While there doesn’t appear to be good news in that revelation, Bornstein hasn’t only been talking about the problem – he’s helping with solutions as well. Outside of the work he’s already done, he’s been an advocate for being more active.

“The first way to solve this is to take care of your own house first,” he advised. “If you’re a teacher, physician, mother, father, then you’re a role model for our youth.”

Bornstein acknowledged that there are a variety of differences that play a role in how healthy people are, including how and where we were raised, socioeconomic status, and what we have access to. The universal principle of pulling the boot straps up and carrying up may have some merit, but the less access you have, the harder that is to apply. The good news is that improving your physical health doesn’t only mean getting in the gym or spending hours on an elliptical. There can be a compound effect that comes with doing several little things over the course of a day that can make a difference for each person that applies them.

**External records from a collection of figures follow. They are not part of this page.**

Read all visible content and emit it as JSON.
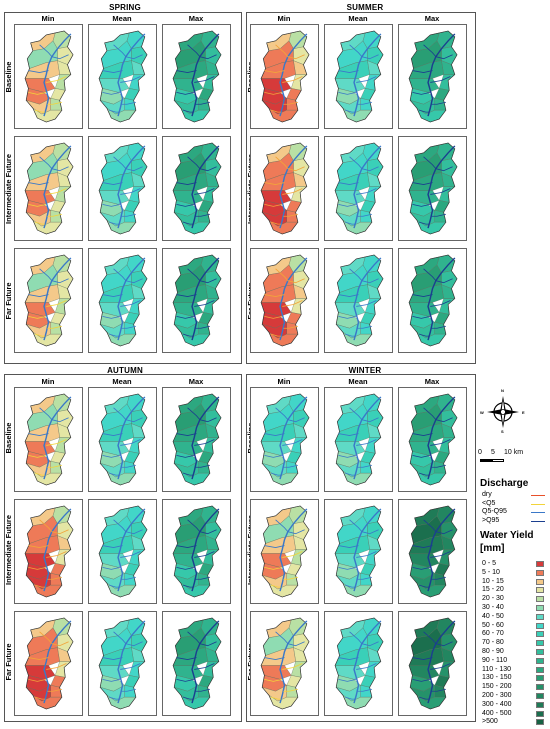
{
  "seasons": {
    "spring": "SPRING",
    "summer": "SUMMER",
    "autumn": "AUTUMN",
    "winter": "WINTER"
  },
  "columns": {
    "min": "Min",
    "mean": "Mean",
    "max": "Max"
  },
  "rows": {
    "baseline": "Baseline",
    "intermediate": "Intermediate Future",
    "far": "Far Future"
  },
  "compass": {
    "n": "N",
    "s": "S",
    "e": "E",
    "w": "W"
  },
  "scale_bar": {
    "labels": [
      "0",
      "5",
      "10 km"
    ]
  },
  "discharge_legend": {
    "title": "Discharge",
    "items": [
      {
        "label": "dry",
        "color": "#e8502a"
      },
      {
        "label": "<Q5",
        "color": "#f2d43a"
      },
      {
        "label": "Q5-Q95",
        "color": "#3a78c8"
      },
      {
        "label": ">Q95",
        "color": "#1b3f8f"
      }
    ]
  },
  "water_yield_legend": {
    "title_line1": "Water Yield",
    "title_line2": "[mm]",
    "items": [
      {
        "label": "0 - 5",
        "color": "#d63a3a"
      },
      {
        "label": "5 - 10",
        "color": "#ee7a58"
      },
      {
        "label": "10 - 15",
        "color": "#f4c98a"
      },
      {
        "label": "15 - 20",
        "color": "#e4e6a4"
      },
      {
        "label": "20 - 30",
        "color": "#b9e0a4"
      },
      {
        "label": "30 - 40",
        "color": "#8fdcb2"
      },
      {
        "label": "40 - 50",
        "color": "#5fdac6"
      },
      {
        "label": "50 - 60",
        "color": "#42d6c8"
      },
      {
        "label": "60 - 70",
        "color": "#3ad0b8"
      },
      {
        "label": "70 - 80",
        "color": "#36c8aa"
      },
      {
        "label": "80 - 90",
        "color": "#33be9c"
      },
      {
        "label": "90 - 110",
        "color": "#30b38e"
      },
      {
        "label": "110 - 130",
        "color": "#2ca880"
      },
      {
        "label": "130 - 150",
        "color": "#299e74"
      },
      {
        "label": "150 - 200",
        "color": "#25926a"
      },
      {
        "label": "200 - 300",
        "color": "#228660"
      },
      {
        "label": "300 - 400",
        "color": "#1f7b57"
      },
      {
        "label": "400 - 500",
        "color": "#1b6f4e"
      },
      {
        "label": ">500",
        "color": "#176244"
      }
    ]
  },
  "maps": {
    "spring": [
      [
        "min_dry",
        "mean",
        "max"
      ],
      [
        "min_dry",
        "mean",
        "max"
      ],
      [
        "min_dry",
        "mean",
        "max"
      ]
    ],
    "summer": [
      [
        "min_vdry",
        "mean",
        "max"
      ],
      [
        "min_vdry",
        "mean",
        "max"
      ],
      [
        "min_vdry",
        "mean",
        "max"
      ]
    ],
    "autumn": [
      [
        "min_dry",
        "mean",
        "max"
      ],
      [
        "min_vdry",
        "mean",
        "max"
      ],
      [
        "min_vdry",
        "mean",
        "max"
      ]
    ],
    "winter": [
      [
        "mean",
        "mean",
        "max"
      ],
      [
        "min_dry",
        "mean",
        "max_wet"
      ],
      [
        "min_dry",
        "mean",
        "max_wet"
      ]
    ]
  }
}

“Every night after dinner, go for a walk. If you’re watching TV together as a family, get up during the commercial breaks and jog in place. If you go to the store, park at the far end of the parking lot and walk those extra steps.”

Outside of those small tasks, making policy changes in your homes or businesses can also yield positive results.

“If you’re a parent, set rules for being active. If you’re a physician, make it a policy to talk to your patients about physical activity. It’s your obligation to have that conversation and ask what ways you find to be physically active.”

Bornstein advised that between parents and people in role model positions working to get younger folks more active and veterans continuing to pursue personal fitness success, the issues that surround the health and our nation can be resolved so we can improve our national security and continue leading the world as the superpower we’ve been, but the action needs to start being taken now. You being your best in the best way possible for you is key for the improvement of your life and the land on which you live. There is no hyperbole behind that statement, either. However, that doesn’t mean molding yourself to follow a specific plan from someone else if it doesn’t apply well to you. It’s important for you to find what works best for yourself at the stage of life you’re in.

“Fitness is something that evolves. We have to be open to the ways and types of things that we do that will best nourish our bodies, minds, and spirits over the course of time. Things will change. We may not be able to do the same things we did when we were 18, 20, or 25 years old. Certainly, an active lifestyle and a fit lifestyle will continue to serve us.”